Alcuni sostengono che il sistema europeo sia ingenuo e che la Cina stia operando surrettiziamente per smantellare l’ordine mondiale, affermando però il contrario, sfruttando la buona fede europea e attribuendo agli americani la responsabilità del collasso del sistema. Altri sostengono che il metodo americano sia contraddittorio ma efficace nella trattativa perché, storicamente, la Cina tende a fare concessioni importanti solo di fronte a minacce serie e credibili. Alcuni accusano di ipocrisia i paesi europei per aver chiuso moltissimi affari con la Cina mentre la criticano sul piano teorico. Vi è poi chi sostiene che l’UE sia così divisa sul fronte cinese (come lo è su altri dossier di politica estera) da spingere ciascun paese a cautelarsi rispetto alla possibile inconsistenza della posizione congiunta attraverso l’adozione di iniziative unilaterali.

 

Ciascuna di queste critiche contiene degli elementi di verità o plausibilità.
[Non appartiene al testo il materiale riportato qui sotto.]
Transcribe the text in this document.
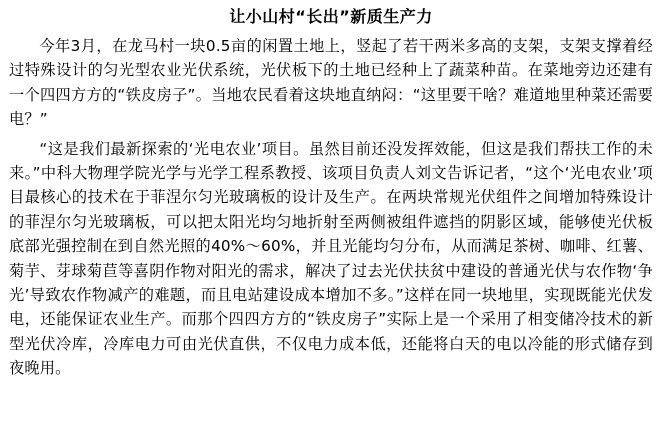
让小山村“长出”新质生产力

今年3月，在龙马村一块0.5亩的闲置土地上，竖起了若干两米多高的支架，支架支撑着经过特殊设计的匀光型农业光伏系统，光伏板下的土地已经种上了蔬菜种苗。在菜地旁边还建有一个四四方方的“铁皮房子”。当地农民看着这块地直纳闷：“这里要干啥？难道地里种菜还需要电？”

“这是我们最新探索的‘光电农业’项目。虽然目前还没发挥效能，但这是我们帮扶工作的未来。”中科大物理学院光学与光学工程系教授、该项目负责人刘文告诉记者，“这个‘光电农业’项目最核心的技术在于菲涅尔匀光玻璃板的设计及生产。在两块常规光伏组件之间增加特殊设计的菲涅尔匀光玻璃板，可以把太阳光均匀地折射至两侧被组件遮挡的阴影区域，能够使光伏板底部光强控制在到自然光照的40%～60%，并且光能均匀分布，从而满足茶树、咖啡、红薯、菊芋、芽球菊苣等喜阴作物对阳光的需求，解决了过去光伏扶贫中建设的普通光伏与农作物‘争光’导致农作物减产的难题，而且电站建设成本增加不多。”这样在同一块地里，实现既能光伏发电，还能保证农业生产。而那个四四方方的“铁皮房子”实际上是一个采用了相变储冷技术的新型光伏冷库，冷库电力可由光伏直供，不仅电力成本低，还能将白天的电以冷能的形式储存到夜晚用。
Tuttavia nessuno di questi argomenti sovverte il fatto che, nel preservare la capacità dei singoli paesi europei di difendere i propri legittimi interessi, in gioco c’è anche quel sistema internazionale in vigore a partire dalla seconda guerra mondiale che ha garantito pace (nei paesi occidentali) e prosperità (anche se non sempre ben distribuita). Il mercato unico dell’Ue si fonda infatti su principi e prassi analoghi a quelli che sorreggono tale sistema internazionale. Un crollo del sistema internazionale sarebbe un doppio colpo per l’Unione. Anche per questo è bene sviluppare maggior consapevolezza del fatto che il lavorio sulle divisioni nell’Ue per erodere il sistema internazionale e il lavorio per la distruzione del sistema internazionale al fine di frammentare l’Ue sono probabilmente due lati della stessa medaglia.